BirdVox

Machine Listening for Bird Migration Monitoring

Sripathi Sridhar presents Helicality at ISMIR LBD

On October 15th, NYU student Sripathi Sridhar will present a poster by the BirdVox team to the attendees of the International Society on Music Information Retrieval (ISMIR) Late-Breaking / Demo session (LBD). We reproduce the abstract of the paper below.

 

Helicality: An Isomap-based Measure of Octave Equivalence in Audio Data

Sripathi Sridhar, Vincent Lostanlen

Octave equivalence serves as domain-knowledge in MIR systems, including chromagram, spiral convolutional networks, and harmonic CQT. Prior work has applied the Isomap manifold learning algorithm to unlabeled audio data to embed frequency sub-bands in 3-D space where the Euclidean distances are inversely proportional to the strength of their Pearson correlations. However, discovering octave equivalence via Isomap requires visual inspection and is not scalable. To address this problem, we define “helicality” as the goodness of fit of the 3-D Isomap embedding to a Shepherd-Risset helix. Our method is unsupervised and uses a custom Frank-Wolfe algorithm to minimize a least-squares objective inside a convex hull. Numerical experiments indicate that isolated musical notes have a higher helicality than speech, followed by drum hits.

 

We have uploaded the video of Sripathi’s presentation to YouTube:

 

Link to the preprint of the ICASSP paper:
https://arxiv.org/abs/2010.00673

Link to the TinySOL dataset of isolated musical notes:
https://zenodo.org/record/3685367

Link to the source code to reproduce the figures of the paper: https://github.com/sripathisridhar/sridhar2020ismir

Sripathi Sridhar presents “Learning the helix topology of musical pitch” at IEEE ICASSP

In May 2020, NYU student Sripathi Sridhar presented a new paper by the BirdVox team to the attendees of the IEEE International Conference on Acoustics, Speech, and Signal Processing (ICASSP). We reproduce the abstract of the paper below.  

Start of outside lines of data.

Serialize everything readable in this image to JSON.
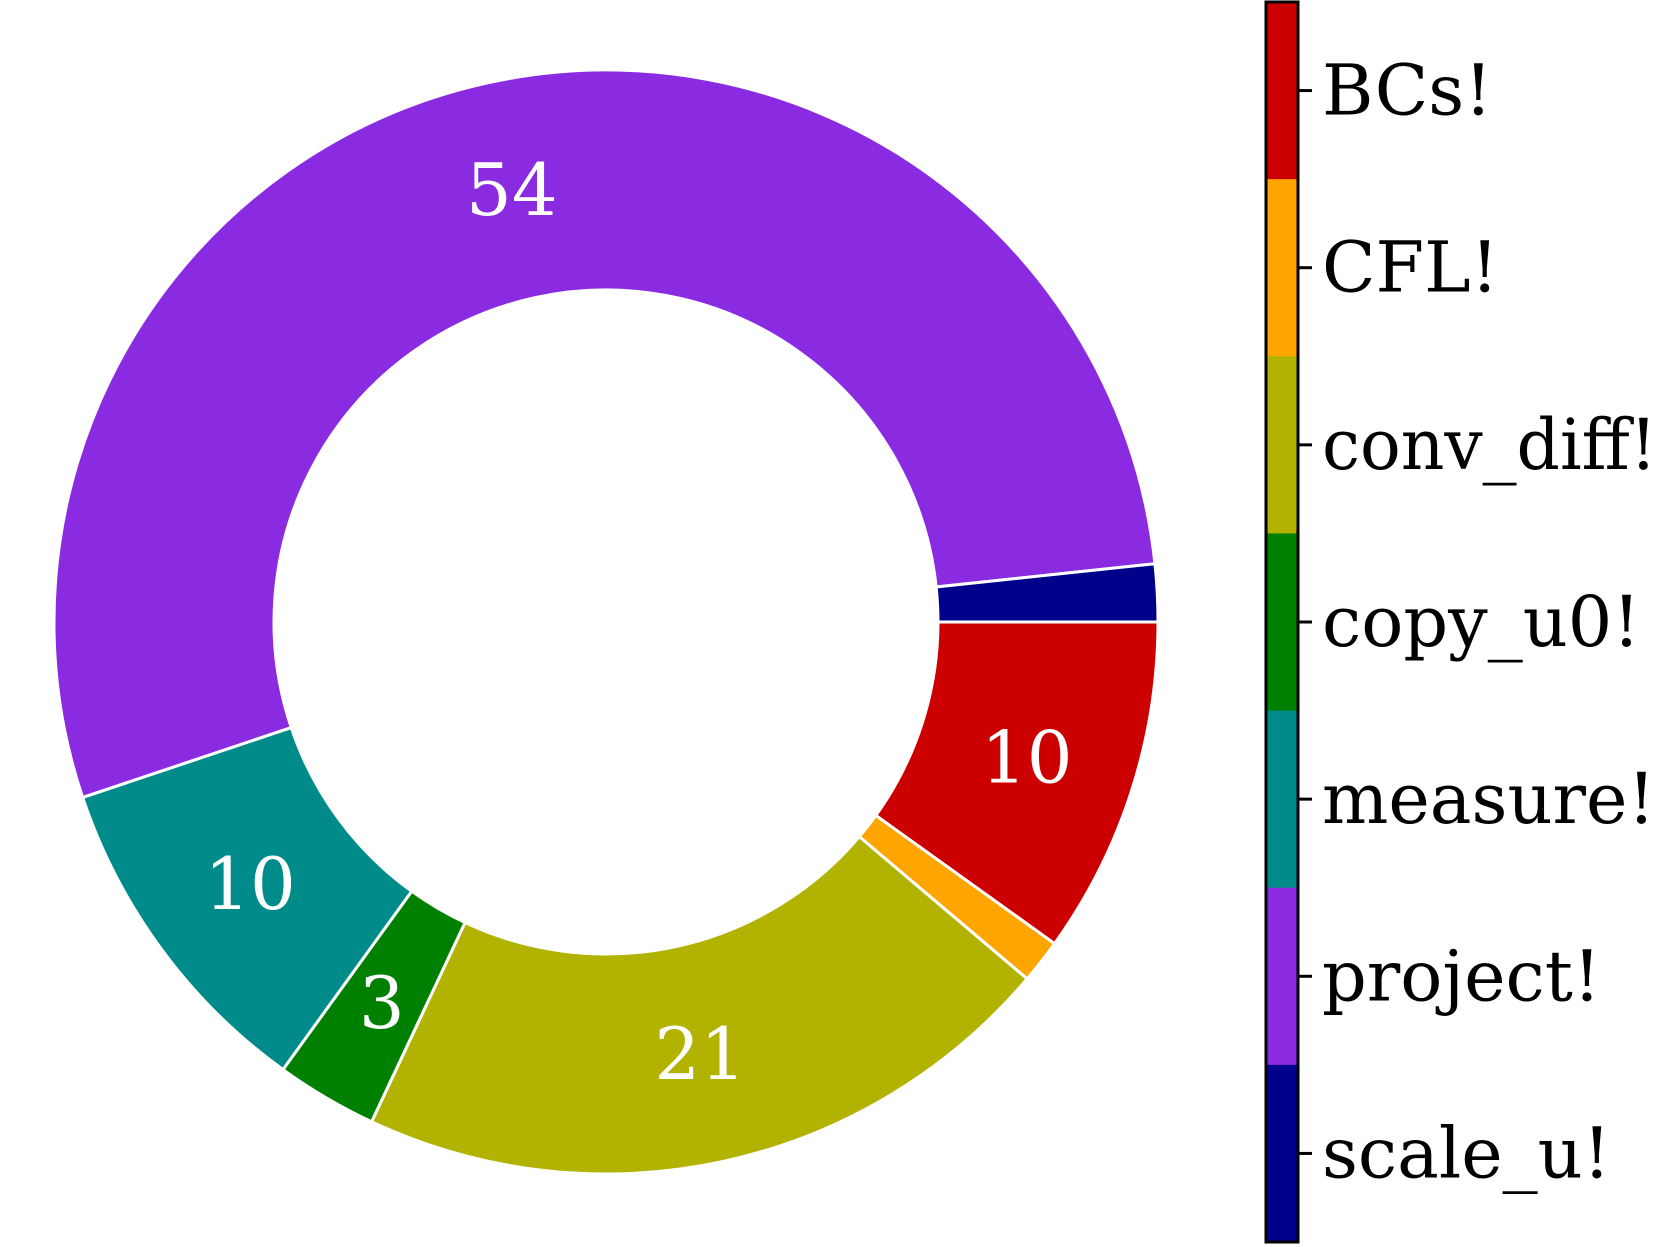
{
  "chart_data": {
    "type": "pie",
    "donut": true,
    "series": [
      {
        "name": "BCs!",
        "value": 10,
        "color": "#cc0000",
        "label": "10"
      },
      {
        "name": "CFL!",
        "value": 1.3,
        "color": "#ffa500",
        "label": ""
      },
      {
        "name": "conv_diff!",
        "value": 21,
        "color": "#b2b200",
        "label": "21"
      },
      {
        "name": "copy_u0!",
        "value": 3,
        "color": "#008000",
        "label": "3"
      },
      {
        "name": "measure!",
        "value": 10,
        "color": "#008b8b",
        "label": "10"
      },
      {
        "name": "project!",
        "value": 54,
        "color": "#8a2be2",
        "label": "54"
      },
      {
        "name": "scale_u!",
        "value": 1.7,
        "color": "#00008b",
        "label": ""
      }
    ],
    "colorbar_labels": [
      "BCs!",
      "CFL!",
      "conv_diff!",
      "copy_u0!",
      "measure!",
      "project!",
      "scale_u!"
    ],
    "legend_placement": "right (colorbar)"
  }
}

Learning the helix topology of musical pitch.

Vincent Lostanlen, Sripathi Sridhar, Andrew Farnsworth, Juan Pablo Bello.

To explain the consonance of octaves, music psychologists represent pitch as a helix where azimuth and axial coordinate correspond to pitch class and pitch height respectively. This article addresses the problem of discovering this helical structure from unlabeled audio data. We measure Pearson correlations in the constant-Q transform (CQT) domain to build a K-nearest neighbor graph between frequency subbands. Then, we run the Isomap manifold learning algorithm to represent this graph in a three-dimensional space in which straight lines approximate graph geodesics. Experiments on isolated musical notes demonstrate that the resulting manifold resembles a helix which makes a full turn at every octave. A circular shape is also found in English speech, but not in urban noise. We discuss the impact of various design choices on the visualization: instrumentarium, loudness mapping function, and number of neighbors K.

 

We have uploaded the video of Sripathi’s presentation to YouTube: 

 

 

The preprint of the ICASSP paper can be found at:
https://arxiv.org/abs/1910.10246

The TinySOL and SONYC-UST dataset can be downloaded on Zenodo:
https://zenodo.org/record/3685367

https://zenodo.org/record/3873076

The source code to reproduce the figures of the paper can be cloned from GitHub: https://github.com/BirdVox/lostanlen2020icassp

Jason Cramer presents TaxoNet at IEEE ICASSP

On May 5th, 2020, PhD candidate Jason Cramer presented a new paper by the BirdVox team to the attendees of the IEEE International Conference on Acoustics, Speech, and Signal Processing (ICASSP).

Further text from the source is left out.